Результат воодушевил Кувелиоту, но для полной уверенности она направила свои данные для проверки двум другим группам, не сообщив им заранее, какой период получился у нее. Совпали и период, и скорость его изменения. Теперь она осознала важность сделанного открытия. Из Центра космических полетов имени Джорджа Маршалла в городе Хантсвилл, Алабама, она связалась с Дунканом и Томпсоном. “Теперь мы были абсолютно уверены, что все это реальность. Мы чуть не прыгали от радости, – рассказывает Кувелиоту, – и начали готовить статью для Nature. Вот как все было. А еще мы начали использовать название «магнетар», поскольку это был первый пример магнетара”.
Статья в Nature вышла 21 мая 1998 года и вызвала большой интерес среди астрономов. “Для меня это грандиозное событие.
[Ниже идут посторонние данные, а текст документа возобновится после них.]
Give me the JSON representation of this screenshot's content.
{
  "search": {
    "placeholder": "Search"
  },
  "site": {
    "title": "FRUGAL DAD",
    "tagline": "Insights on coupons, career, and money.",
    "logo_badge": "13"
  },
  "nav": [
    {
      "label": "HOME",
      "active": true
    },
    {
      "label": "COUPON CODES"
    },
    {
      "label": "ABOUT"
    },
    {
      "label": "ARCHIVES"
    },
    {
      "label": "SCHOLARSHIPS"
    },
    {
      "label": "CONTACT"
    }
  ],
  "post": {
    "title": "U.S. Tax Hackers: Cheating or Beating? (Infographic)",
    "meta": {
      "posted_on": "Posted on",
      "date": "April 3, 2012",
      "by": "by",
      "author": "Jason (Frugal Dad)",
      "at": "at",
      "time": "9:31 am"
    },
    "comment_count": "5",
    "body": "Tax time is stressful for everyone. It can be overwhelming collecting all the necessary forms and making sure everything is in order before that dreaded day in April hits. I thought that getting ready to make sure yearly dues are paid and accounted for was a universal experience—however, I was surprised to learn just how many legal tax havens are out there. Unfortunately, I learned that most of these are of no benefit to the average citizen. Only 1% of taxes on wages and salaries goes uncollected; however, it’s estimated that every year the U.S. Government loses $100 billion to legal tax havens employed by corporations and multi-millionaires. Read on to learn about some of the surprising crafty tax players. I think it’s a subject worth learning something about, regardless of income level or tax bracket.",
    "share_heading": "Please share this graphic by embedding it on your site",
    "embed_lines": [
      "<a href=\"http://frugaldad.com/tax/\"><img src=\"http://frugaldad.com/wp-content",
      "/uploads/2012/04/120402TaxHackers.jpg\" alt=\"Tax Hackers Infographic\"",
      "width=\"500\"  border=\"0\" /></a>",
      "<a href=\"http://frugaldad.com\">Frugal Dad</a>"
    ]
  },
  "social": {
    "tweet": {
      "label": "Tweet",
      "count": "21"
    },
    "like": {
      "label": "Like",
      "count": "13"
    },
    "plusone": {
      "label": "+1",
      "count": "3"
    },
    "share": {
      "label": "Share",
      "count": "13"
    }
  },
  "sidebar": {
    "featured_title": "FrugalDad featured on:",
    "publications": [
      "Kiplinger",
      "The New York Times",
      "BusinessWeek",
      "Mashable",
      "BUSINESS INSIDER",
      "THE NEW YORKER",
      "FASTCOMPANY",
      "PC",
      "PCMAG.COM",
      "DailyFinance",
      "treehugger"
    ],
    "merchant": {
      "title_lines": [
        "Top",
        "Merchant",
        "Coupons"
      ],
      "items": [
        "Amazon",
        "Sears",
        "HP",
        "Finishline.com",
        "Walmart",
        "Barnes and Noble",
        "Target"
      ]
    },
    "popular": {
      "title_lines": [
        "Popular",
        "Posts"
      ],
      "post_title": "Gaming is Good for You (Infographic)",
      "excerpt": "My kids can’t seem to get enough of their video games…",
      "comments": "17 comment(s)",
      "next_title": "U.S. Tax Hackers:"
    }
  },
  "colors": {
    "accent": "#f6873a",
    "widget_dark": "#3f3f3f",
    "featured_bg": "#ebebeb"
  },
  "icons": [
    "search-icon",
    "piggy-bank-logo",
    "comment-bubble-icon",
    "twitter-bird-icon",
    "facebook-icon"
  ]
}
Невероятное ощущение – первой обнаружить источник этих мягких повторяющихся гамма-всплесков, – рассказывает Кувелиоту. – Ведь я всегда говорила, что это что-то новое, и продолжала это утверждать, пока наконец не измерила магнитное поле. Я оказалась права – это действительно новый источник, поскольку его магнитное поле столь велико”.
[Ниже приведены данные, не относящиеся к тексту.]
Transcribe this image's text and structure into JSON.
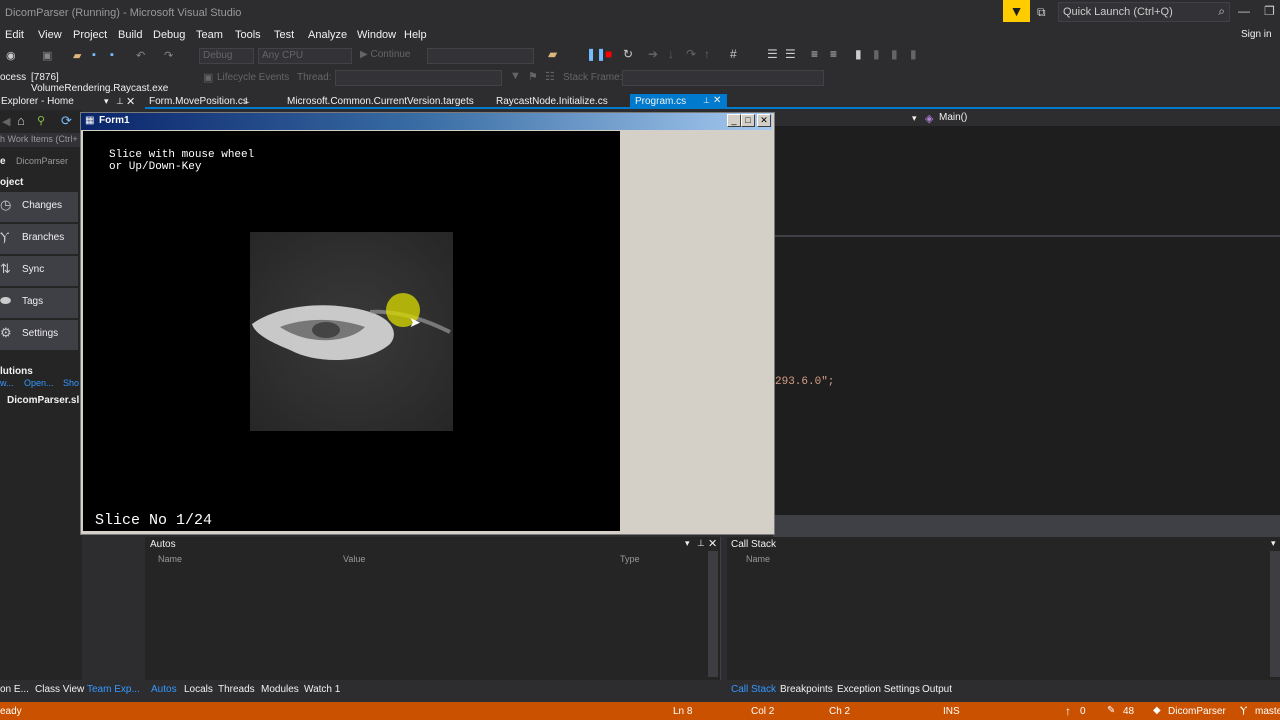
{
  "window": {
    "title": "DicomParser (Running) - Microsoft Visual Studio",
    "quick_launch_placeholder": "Quick Launch (Ctrl+Q)",
    "sign_in": "Sign in"
  },
  "menu": [
    "Edit",
    "View",
    "Project",
    "Build",
    "Debug",
    "Team",
    "Tools",
    "Test",
    "Analyze",
    "Window",
    "Help"
  ],
  "toolbar": {
    "config": "Debug",
    "platform": "Any CPU",
    "continue": "Continue"
  },
  "process_bar": {
    "label": "ocess:",
    "process": "[7876] VolumeRendering.Raycast.exe",
    "lifecycle": "Lifecycle Events",
    "thread": "Thread:",
    "stack_frame": "Stack Frame:"
  },
  "tabs": [
    {
      "label": "Explorer - Home"
    },
    {
      "label": "Form.MovePosition.cs"
    },
    {
      "label": "Microsoft.Common.CurrentVersion.targets"
    },
    {
      "label": "RaycastNode.Initialize.cs"
    },
    {
      "label": "Program.cs"
    }
  ],
  "left_panel": {
    "search": "h Work Items (Ctrl+",
    "home": "e",
    "repo": "DicomParser",
    "project": "oject",
    "items": [
      "Changes",
      "Branches",
      "Sync",
      "Tags",
      "Settings"
    ],
    "solutions": "lutions",
    "links": [
      "w...",
      "Open...",
      "Sho"
    ],
    "solution_file": "DicomParser.sl"
  },
  "code": {
    "member": "Main()",
    "snippet": "293.6.0\";"
  },
  "form1": {
    "title": "Form1",
    "instructions": [
      "Slice with mouse wheel",
      "or Up/Down-Key"
    ],
    "slice": "Slice No 1/24"
  },
  "autos": {
    "title": "Autos",
    "columns": [
      "Name",
      "Value",
      "Type"
    ],
    "tabs": [
      "Autos",
      "Locals",
      "Threads",
      "Modules",
      "Watch 1"
    ]
  },
  "callstack": {
    "title": "Call Stack",
    "columns": [
      "Name"
    ],
    "tabs": [
      "Call Stack",
      "Breakpoints",
      "Exception Settings",
      "Output"
    ]
  },
  "left_bottom_tabs": [
    "on E...",
    "Class View",
    "Team Exp..."
  ],
  "status": {
    "left": "eady",
    "ln": "Ln 8",
    "col": "Col 2",
    "ch": "Ch 2",
    "ins": "INS",
    "up": "0",
    "pencil": "48",
    "repo": "DicomParser",
    "branch": "maste"
  },
  "colors": {
    "accent": "#007acc",
    "status": "#ca5100",
    "filter": "#ffcc00"
  }
}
Это было только начало. Через несколько недель SGR 1900 + 14 “сработал” более пятидесяти раз, а в июне 1998 года астрономы обнаружили четвертый источник, SGR 1627-41, который за два следующих месяца выдал около ста мощных вспышек. Утром 27 августа 1998 года невероятно мощная волна гамма- и рентгеновского излучения накрыла Землю. Эта вспышка, отмеченная семью спутниками, разбросанными по всей Солнечной системе, была сильнее, чем 5 марта 1979 года. Она даже стала причиной внезапного изменения, произошедшего с ионосферой – верхней частью атмосферы Земли, что повлияло на радиосвязь. В 3:22 по североамериканскому тихоокеанскому летнему времени нижняя граница ионосферы внезапно на пять минут опустилась с 85 до 60 километров, туда, где ей обычно полагалось быть в дневное время, когда высокоэнергетические фотоны, идущие от Солнца, поддерживают более высокий уровень ионизации воздуха. Причиной тому была вторая гигантская вспышка гамма-излучения, зарегистрированная от магнетара SGR 1900 + 14, вызвавшего событие 1979 года. Следует отметить, что группа Кувелиоту опять обнаружила быстрое замедление вращения этого SGR. Это подразумевало, что величина магнитного поля была того же порядка, как и при первом измерении. Особенно важно, считал Томпсон, что измерения подтвердили теорию. “Как теоретик я очень рад, что наша работа оказалась полезной при планировании серии наблюдений. В астрономии мы, теоретики, обычно занимаемся «расчисткой» – пытаемся постфактум что-то систематизировать и объяснить. Гораздо реже наша работа оказывается важна для обоснования новых экспериментов, которые иначе не были бы выполнены”.